Create Remote Color App (GREEN):

kubectl apply --context $REMOTE_CLUSTER_CONTEXT -f - <<EOF
apiVersion: v1
kind: Service
metadata:
 labels:
   app: bluegreen
 name: service-green
 namespace: default
spec:
 ports:
 - name: color
   port: 10000
   protocol: TCP
   targetPort: 10000
 selector:
   app: bluegreen
   text: green
 sessionAffinity: None
 type: ClusterIP

---
apiVersion: apps/v1
kind: Deployment
metadata:
 labels:
   app: bluegreen
   text: green
 name: echo-green
 namespace: default
spec:
 progressDeadlineSeconds: 600
 replicas: 1
 revisionHistoryLimit: 10
 selector:
   matchLabels:
     app: bluegreen
     text: green
 strategy:
   rollingUpdate:
     maxSurge: 25%
     maxUnavailable: 25%
   type: RollingUpdate
 template:
   metadata:
     creationTimestamp: null
     labels:
       app: bluegreen
       text: green
   spec:
     containers:
     - args:
       - -text="green-pod"
       image: hashicorp/http-echo@sha256:ba27d460cd1f22a1a4331bdf74f4fccbc025552357e8a3249c40ae216275de96
       imagePullPolicy: IfNotPresent
       name: echo
       resources: {}
       terminationMessagePath: /dev/termination-log
       terminationMessagePolicy: File
     - args:
       - --config-yaml
       - |2

         node:
          cluster: ingress
          id: "ingress~for-testing"
          metadata:
           role: "default~proxy"
         static_resources:
           listeners:
           - name: listener_0
             address:
               socket_address: { address: 0.0.0.0, port_value: 10000 }
             filter_chains:
             - filters:
               - name: envoy.filters.network.http_connection_manager
                 typed_config:
                   "@type": type.googleapis.com/envoy.extensions.filters.network.http_connection_manager.v3.HttpConnectionManager
                   stat_prefix: ingress_http
                   codec_type: AUTO
                   route_config:
                     name: local_route
                     virtual_hosts:
                     - name: local_service
                       domains: ["*"]
                       routes:
                       - match: { prefix: "/" }
                         route: { cluster: some_service }
                   http_filters:
                   - name: envoy.filters.http.health_check
                     typed_config:
                       "@type": type.googleapis.com/envoy.extensions.filters.http.health_check.v3.HealthCheck
                       pass_through_mode: true
                   - name: envoy.filters.http.router
           clusters:
           - name: some_service
             connect_timeout: 0.25s
             type: STATIC
             lb_policy: ROUND_ROBIN
             load_assignment:
               cluster_name: some_service
               endpoints:
               - lb_endpoints:
                 - endpoint:
                     address:
                       socket_address:
                         address: 0.0.0.0
                         port_value: 5678
         admin:
           access_log_path: /dev/null
           address:
             socket_address:
               address: 0.0.0.0
               port_value: 19000
       - --disable-hot-restart
       - --log-level
       - debug
       - --concurrency
       - "1"
       - --file-flush-interval-msec
       - "10"
       image: envoyproxy/envoy:v1.14.2
       imagePullPolicy: IfNotPresent
       name: envoy
       resources: {}
       terminationMessagePath: /dev/termination-log
       terminationMessagePolicy: File
     dnsPolicy: ClusterFirst
     restartPolicy: Always
     schedulerName: default-scheduler
     securityContext: {}
     terminationGracePeriodSeconds: 0
EOF

Now that we have our two applications up and running, we can configure health checks and the failover resource.
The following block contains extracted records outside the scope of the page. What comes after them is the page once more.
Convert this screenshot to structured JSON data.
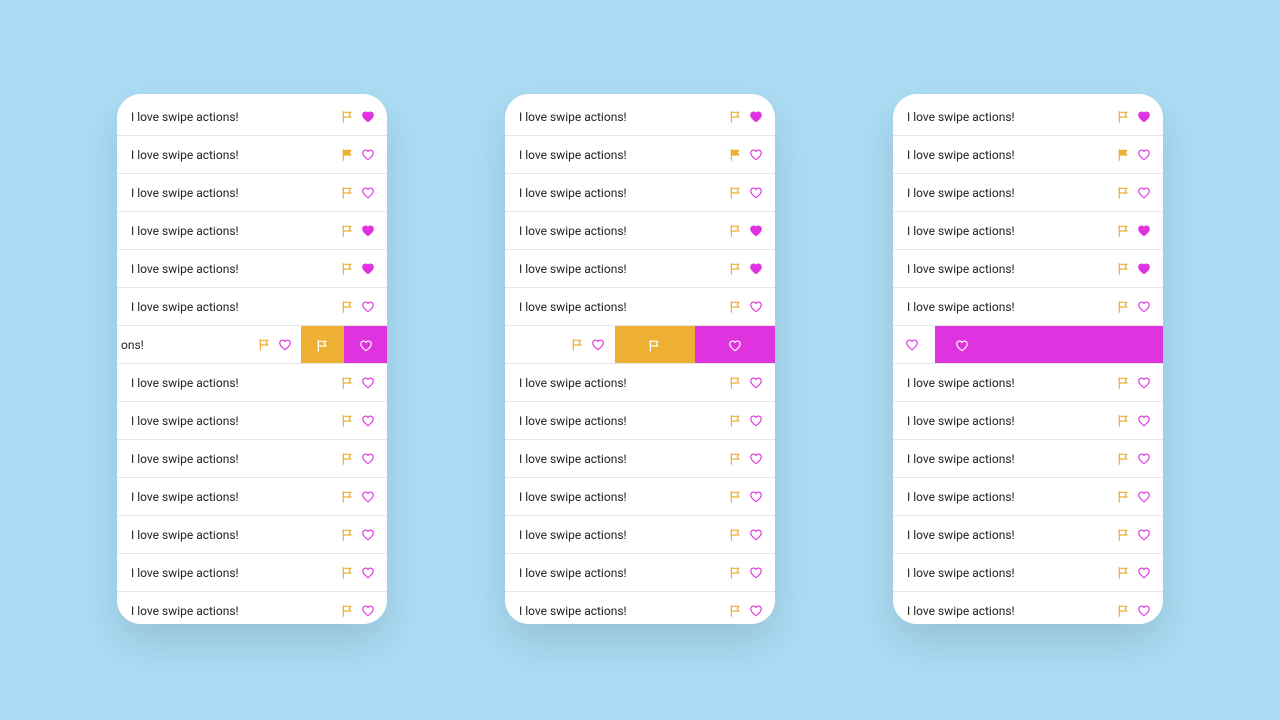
{
  "colors": {
    "orange": "#eeb033",
    "pink": "#e033e0",
    "white": "#ffffff"
  },
  "row_text": "I love swipe actions!",
  "row_text_truncated": "ons!",
  "rows": [
    {
      "flag": "outline",
      "heart": "filled"
    },
    {
      "flag": "filled",
      "heart": "outline"
    },
    {
      "flag": "outline",
      "heart": "outline"
    },
    {
      "flag": "outline",
      "heart": "filled"
    },
    {
      "flag": "outline",
      "heart": "filled"
    },
    {
      "flag": "outline",
      "heart": "outline"
    },
    {
      "flag": "outline",
      "heart": "outline",
      "swiped": true
    },
    {
      "flag": "outline",
      "heart": "outline"
    },
    {
      "flag": "outline",
      "heart": "outline"
    },
    {
      "flag": "outline",
      "heart": "outline"
    },
    {
      "flag": "outline",
      "heart": "outline"
    },
    {
      "flag": "outline",
      "heart": "outline"
    },
    {
      "flag": "outline",
      "heart": "outline"
    },
    {
      "flag": "outline",
      "heart": "outline"
    }
  ],
  "phones": [
    {
      "id": "a",
      "swipe_level": "swipe"
    },
    {
      "id": "b",
      "swipe_level": "swipe-mid"
    },
    {
      "id": "c",
      "swipe_level": "swipe-far"
    }
  ]
}
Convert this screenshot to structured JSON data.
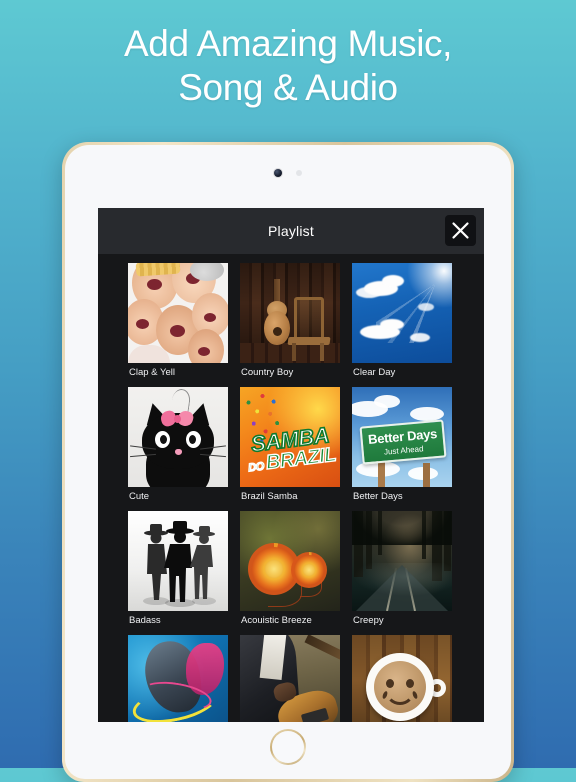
{
  "headline": {
    "line1": "Add Amazing Music,",
    "line2": "Song & Audio"
  },
  "colors": {
    "bg_top": "#5ec9d2",
    "bg_bottom": "#2f6cb0",
    "panel_bg": "#161719",
    "header_bg": "#282a2e",
    "label_text": "#f0f1f3",
    "device_frame": "#e4d3ad"
  },
  "device": {
    "camera_dot": "camera-dot",
    "sensor_dot": "sensor-dot",
    "home_button": "home-button"
  },
  "app": {
    "header": {
      "title": "Playlist",
      "close_label": "close-icon"
    },
    "grid": {
      "rows": [
        [
          {
            "label": "Clap & Yell",
            "art": "art-clap"
          },
          {
            "label": "Country Boy",
            "art": "art-country"
          },
          {
            "label": "Clear Day",
            "art": "art-clearday"
          }
        ],
        [
          {
            "label": "Cute",
            "art": "art-cute"
          },
          {
            "label": "Brazil Samba",
            "art": "art-samba"
          },
          {
            "label": "Better Days",
            "art": "art-better"
          }
        ],
        [
          {
            "label": "Badass",
            "art": "art-badass"
          },
          {
            "label": "Acouistic Breeze",
            "art": "art-acoustic"
          },
          {
            "label": "Creepy",
            "art": "art-creepy"
          }
        ],
        [
          {
            "label": "",
            "art": "art-abstract"
          },
          {
            "label": "",
            "art": "art-player"
          },
          {
            "label": "",
            "art": "art-coffee"
          }
        ]
      ]
    }
  },
  "artwork_text": {
    "samba_line1": "SAMBA",
    "samba_do": "DO ",
    "samba_line2": "BRAZIL",
    "better_days_line1": "Better Days",
    "better_days_line2": "Just Ahead"
  }
}
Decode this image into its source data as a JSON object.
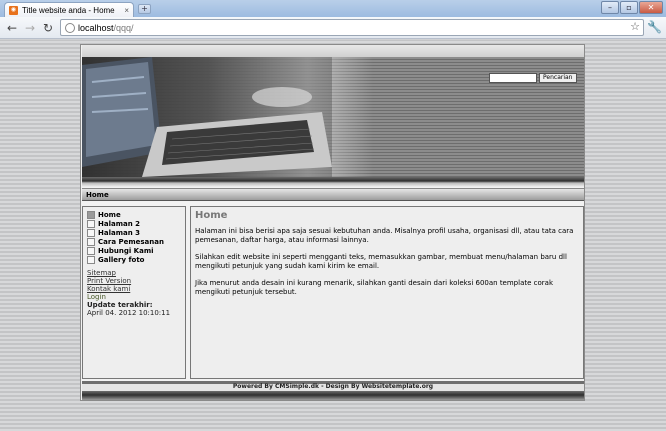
{
  "browser": {
    "tab_title": "Title website anda - Home",
    "tab_close": "×",
    "new_tab": "+",
    "favicon": "rss-favicon",
    "url_host": "localhost",
    "url_path": "/qqq/",
    "window_buttons": {
      "minimize": "–",
      "maximize": "▫",
      "close": "✕"
    },
    "nav": {
      "back": "←",
      "forward": "→",
      "reload": "↻"
    }
  },
  "site": {
    "search": {
      "button": "Pencarian",
      "placeholder": ""
    },
    "breadcrumb": "Home",
    "menu": [
      {
        "label": "Home",
        "active": true
      },
      {
        "label": "Halaman 2",
        "active": false
      },
      {
        "label": "Halaman 3",
        "active": false
      },
      {
        "label": "Cara Pemesanan",
        "active": false
      },
      {
        "label": "Hubungi Kami",
        "active": false
      },
      {
        "label": "Gallery foto",
        "active": false
      }
    ],
    "links": {
      "sitemap": "Sitemap",
      "print": "Print Version",
      "contact": "Kontak kami",
      "login": "Login"
    },
    "updated_label": "Update terakhir:",
    "updated_date": "April 04. 2012 10:10:11",
    "content": {
      "title": "Home",
      "p1": "Halaman ini bisa berisi apa saja sesuai kebutuhan anda. Misalnya profil usaha, organisasi dll, atau tata cara pemesanan, daftar harga, atau informasi lainnya.",
      "p2": "Silahkan edit website ini seperti mengganti teks, memasukkan gambar, membuat menu/halaman baru dll mengikuti petunjuk yang sudah kami kirim ke email.",
      "p3": "Jika menurut anda desain ini kurang menarik, silahkan ganti desain dari koleksi 600an template corak mengikuti petunjuk tersebut."
    },
    "footer": "Powered By CMSimple.dk - Design By Websitetemplate.org"
  }
}
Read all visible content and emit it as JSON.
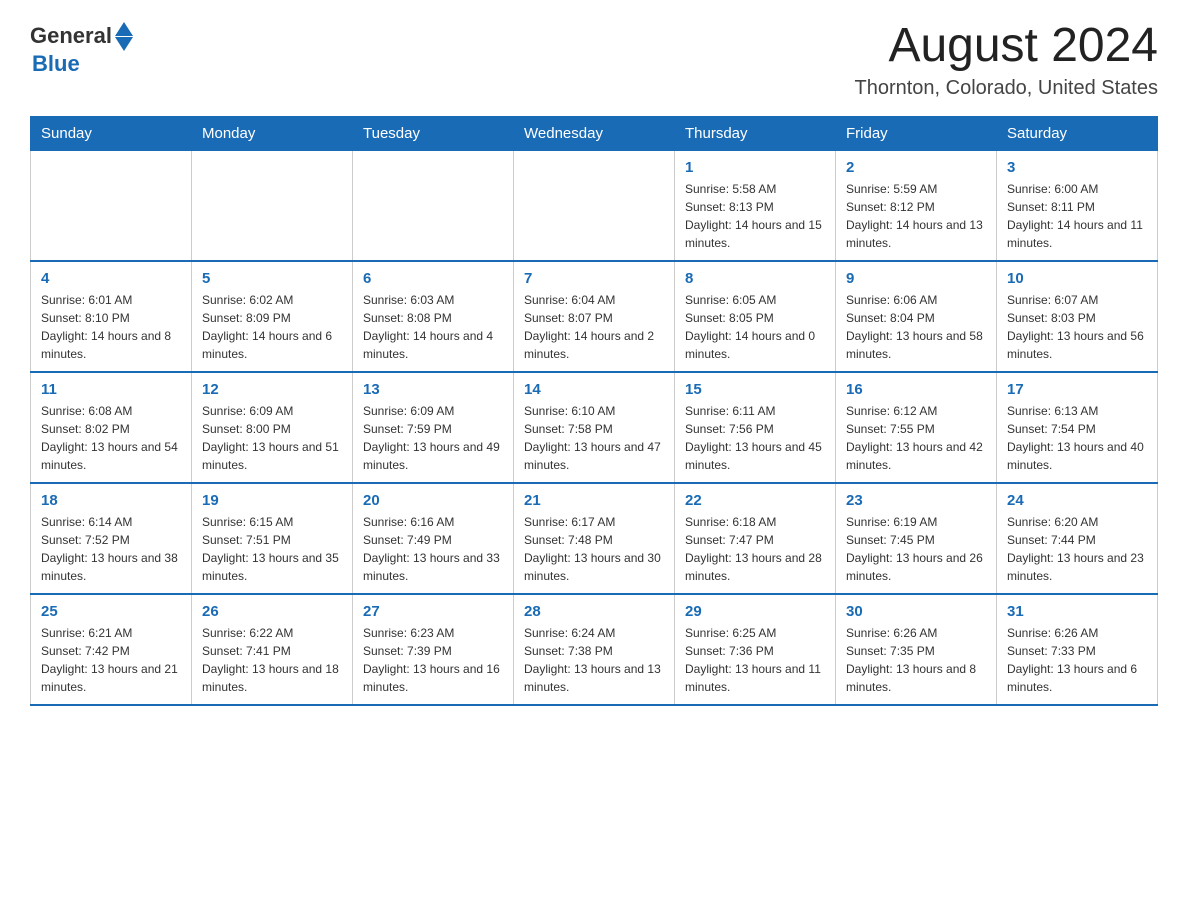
{
  "logo": {
    "text_general": "General",
    "text_blue": "Blue"
  },
  "header": {
    "month_title": "August 2024",
    "location": "Thornton, Colorado, United States"
  },
  "weekdays": [
    "Sunday",
    "Monday",
    "Tuesday",
    "Wednesday",
    "Thursday",
    "Friday",
    "Saturday"
  ],
  "weeks": [
    [
      {
        "day": "",
        "sunrise": "",
        "sunset": "",
        "daylight": ""
      },
      {
        "day": "",
        "sunrise": "",
        "sunset": "",
        "daylight": ""
      },
      {
        "day": "",
        "sunrise": "",
        "sunset": "",
        "daylight": ""
      },
      {
        "day": "",
        "sunrise": "",
        "sunset": "",
        "daylight": ""
      },
      {
        "day": "1",
        "sunrise": "Sunrise: 5:58 AM",
        "sunset": "Sunset: 8:13 PM",
        "daylight": "Daylight: 14 hours and 15 minutes."
      },
      {
        "day": "2",
        "sunrise": "Sunrise: 5:59 AM",
        "sunset": "Sunset: 8:12 PM",
        "daylight": "Daylight: 14 hours and 13 minutes."
      },
      {
        "day": "3",
        "sunrise": "Sunrise: 6:00 AM",
        "sunset": "Sunset: 8:11 PM",
        "daylight": "Daylight: 14 hours and 11 minutes."
      }
    ],
    [
      {
        "day": "4",
        "sunrise": "Sunrise: 6:01 AM",
        "sunset": "Sunset: 8:10 PM",
        "daylight": "Daylight: 14 hours and 8 minutes."
      },
      {
        "day": "5",
        "sunrise": "Sunrise: 6:02 AM",
        "sunset": "Sunset: 8:09 PM",
        "daylight": "Daylight: 14 hours and 6 minutes."
      },
      {
        "day": "6",
        "sunrise": "Sunrise: 6:03 AM",
        "sunset": "Sunset: 8:08 PM",
        "daylight": "Daylight: 14 hours and 4 minutes."
      },
      {
        "day": "7",
        "sunrise": "Sunrise: 6:04 AM",
        "sunset": "Sunset: 8:07 PM",
        "daylight": "Daylight: 14 hours and 2 minutes."
      },
      {
        "day": "8",
        "sunrise": "Sunrise: 6:05 AM",
        "sunset": "Sunset: 8:05 PM",
        "daylight": "Daylight: 14 hours and 0 minutes."
      },
      {
        "day": "9",
        "sunrise": "Sunrise: 6:06 AM",
        "sunset": "Sunset: 8:04 PM",
        "daylight": "Daylight: 13 hours and 58 minutes."
      },
      {
        "day": "10",
        "sunrise": "Sunrise: 6:07 AM",
        "sunset": "Sunset: 8:03 PM",
        "daylight": "Daylight: 13 hours and 56 minutes."
      }
    ],
    [
      {
        "day": "11",
        "sunrise": "Sunrise: 6:08 AM",
        "sunset": "Sunset: 8:02 PM",
        "daylight": "Daylight: 13 hours and 54 minutes."
      },
      {
        "day": "12",
        "sunrise": "Sunrise: 6:09 AM",
        "sunset": "Sunset: 8:00 PM",
        "daylight": "Daylight: 13 hours and 51 minutes."
      },
      {
        "day": "13",
        "sunrise": "Sunrise: 6:09 AM",
        "sunset": "Sunset: 7:59 PM",
        "daylight": "Daylight: 13 hours and 49 minutes."
      },
      {
        "day": "14",
        "sunrise": "Sunrise: 6:10 AM",
        "sunset": "Sunset: 7:58 PM",
        "daylight": "Daylight: 13 hours and 47 minutes."
      },
      {
        "day": "15",
        "sunrise": "Sunrise: 6:11 AM",
        "sunset": "Sunset: 7:56 PM",
        "daylight": "Daylight: 13 hours and 45 minutes."
      },
      {
        "day": "16",
        "sunrise": "Sunrise: 6:12 AM",
        "sunset": "Sunset: 7:55 PM",
        "daylight": "Daylight: 13 hours and 42 minutes."
      },
      {
        "day": "17",
        "sunrise": "Sunrise: 6:13 AM",
        "sunset": "Sunset: 7:54 PM",
        "daylight": "Daylight: 13 hours and 40 minutes."
      }
    ],
    [
      {
        "day": "18",
        "sunrise": "Sunrise: 6:14 AM",
        "sunset": "Sunset: 7:52 PM",
        "daylight": "Daylight: 13 hours and 38 minutes."
      },
      {
        "day": "19",
        "sunrise": "Sunrise: 6:15 AM",
        "sunset": "Sunset: 7:51 PM",
        "daylight": "Daylight: 13 hours and 35 minutes."
      },
      {
        "day": "20",
        "sunrise": "Sunrise: 6:16 AM",
        "sunset": "Sunset: 7:49 PM",
        "daylight": "Daylight: 13 hours and 33 minutes."
      },
      {
        "day": "21",
        "sunrise": "Sunrise: 6:17 AM",
        "sunset": "Sunset: 7:48 PM",
        "daylight": "Daylight: 13 hours and 30 minutes."
      },
      {
        "day": "22",
        "sunrise": "Sunrise: 6:18 AM",
        "sunset": "Sunset: 7:47 PM",
        "daylight": "Daylight: 13 hours and 28 minutes."
      },
      {
        "day": "23",
        "sunrise": "Sunrise: 6:19 AM",
        "sunset": "Sunset: 7:45 PM",
        "daylight": "Daylight: 13 hours and 26 minutes."
      },
      {
        "day": "24",
        "sunrise": "Sunrise: 6:20 AM",
        "sunset": "Sunset: 7:44 PM",
        "daylight": "Daylight: 13 hours and 23 minutes."
      }
    ],
    [
      {
        "day": "25",
        "sunrise": "Sunrise: 6:21 AM",
        "sunset": "Sunset: 7:42 PM",
        "daylight": "Daylight: 13 hours and 21 minutes."
      },
      {
        "day": "26",
        "sunrise": "Sunrise: 6:22 AM",
        "sunset": "Sunset: 7:41 PM",
        "daylight": "Daylight: 13 hours and 18 minutes."
      },
      {
        "day": "27",
        "sunrise": "Sunrise: 6:23 AM",
        "sunset": "Sunset: 7:39 PM",
        "daylight": "Daylight: 13 hours and 16 minutes."
      },
      {
        "day": "28",
        "sunrise": "Sunrise: 6:24 AM",
        "sunset": "Sunset: 7:38 PM",
        "daylight": "Daylight: 13 hours and 13 minutes."
      },
      {
        "day": "29",
        "sunrise": "Sunrise: 6:25 AM",
        "sunset": "Sunset: 7:36 PM",
        "daylight": "Daylight: 13 hours and 11 minutes."
      },
      {
        "day": "30",
        "sunrise": "Sunrise: 6:26 AM",
        "sunset": "Sunset: 7:35 PM",
        "daylight": "Daylight: 13 hours and 8 minutes."
      },
      {
        "day": "31",
        "sunrise": "Sunrise: 6:26 AM",
        "sunset": "Sunset: 7:33 PM",
        "daylight": "Daylight: 13 hours and 6 minutes."
      }
    ]
  ]
}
Configure Failover Through Gloo Edge Federation

A major part of failover is health checking. In order for Envoy to determine the state of the primary and failover endpoints, health checking must be enabled. In this section we will specify a health check for the Blue instance of the application and create the failover configuration.

First, let’s add health checks to the blue Upstream:

kubectl patch --context $LOCAL_CLUSTER_CONTEXT upstream -n gloo-system default-service-blue-10000 --type=merge -p "
spec:
 healthChecks:
 - timeout: 1s
   interval: 1s
   unhealthyThreshold: 1
   healthyThreshold: 1
   httpHealthCheck:
     path: /health
"

Once health checking has been enabled we can go ahead and actually create our FailoverScheme resource. This is the Gloo Edge Federation resource which will dynamically configure failover from one root Upstream, to a set of prioritized Upstreams.

We will create the FailoverScheme resource in the gloo-system namespace:

kubectl apply --context $LOCAL_CLUSTER_CONTEXT -f - <<EOF
apiVersion: fed.solo.io/v1
kind: FailoverScheme
metadata:
 name: failover-scheme
 namespace: gloo-system
spec:
 failoverGroups:
 - priorityGroup:
   - cluster: remote
     upstreams:
     - name: default-service-green-10000
       namespace: gloo-system
 primary:
   clusterName: local
   name: default-service-blue-10000
   namespace: gloo-system
EOF

Now we will add a simple route to the Blue Upstream in our local cluster.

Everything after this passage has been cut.